Le divorce pour faute : Analyse de l'article 242 du code civil

Publié le 04/10/2011 par Camille GENOUX, vu 6960 fois - Catégorie : Divorce pour faute

Depuis la réforme du 26 mai 2004, l’article 242 du Code civil qui régit le divorce pour faute dispose « Le divorce peut être demandé par l'un des époux lorsque des faits constitutifs d'une violation grave ou renouvelée des devoirs et obligations du mariage sont imputables à son conjoint et rendent intolérable le maintien de la vie commune. ». Si une faute est commise, le conjoint peut demander le divorce afin de sanctionner cette relation. Il apparait clair que l’article 242 du Code civil donne plusieurs conditions pour que le conjoint puisse prétendre à une véritable faute. Décortiquons donc chaque terme important de l’article.

L‘article 242 du Code civil fait référence à une « violation grave ou renouvelée » ce qui fait revêtir à la faute un caractère alternatif : soit la faute peut être grave et accomplie en une seule fois, soit il peut y avoir une succession de petites fautes qui se renouvellent. Cette violation est restreinte aux « devoirs du mariage » c’est-à-dire le devoir de fidélité, d’assistance, de respect… L’article 242 précise que « des faits constitutifs d'une violation grave ou renouvelée des devoirs et obligations du mariage sont imputables à son conjoint », c’est-à-dire que l’auteur des faits doit être conscient de ces actes. Ainsi un époux atteint d’une maladie mentale ne peut se voir imputer une faute s’il insulte son conjoint. Mais, si un mari bat sa femme alors qu’il se trouve sous l’emprise de la drogue ou de l’alcool, la faute est alors admise dans la mesure où son état d’inconscience est dû à sa faute.
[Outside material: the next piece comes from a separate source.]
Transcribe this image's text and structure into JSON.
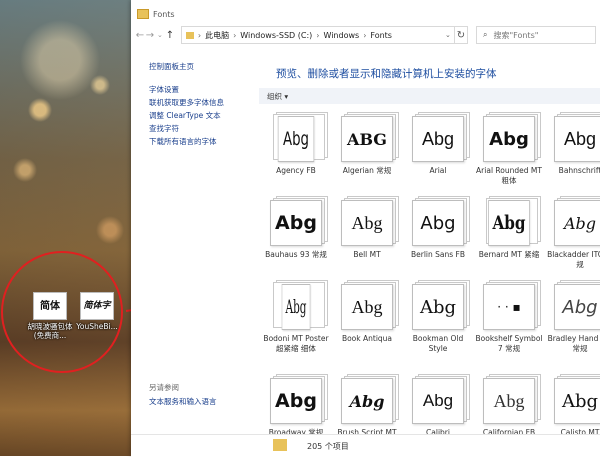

L’article 242 ajoute qu’ils doivent rendre « intolérable le maintien de la vie commune ». Cette condition s’apprécie souverainement par les juges du fond c’est-à-dire qu’ils vont regarder, au cas par cas si cette violation est suffisamment grave au point de rendre la vie commune intolérable.

La faute doit donc être prouvée. Pour cela le principe est simple : la faute peut être prouvée par tous moyens. En matière de divorce, la loi relègue le principe du respect de la vie privée au second plan au profit de la preuve. Les constats d’adultères fait par un huissier sont admis. Cependant, une condition subsiste : la preuve ne doit pas avoir était obtenue par fraude ou par violence (rappelé par : Cour de Cassation du 17 juin 2009 n° 07-21796.). Autrement dit, il faut passer par un huissier de justice  afin de faire dresser un procès verbal de constat. Par ailleurs, les témoignages sont admis hormis ceux des enfants dans le soucis de les protéger.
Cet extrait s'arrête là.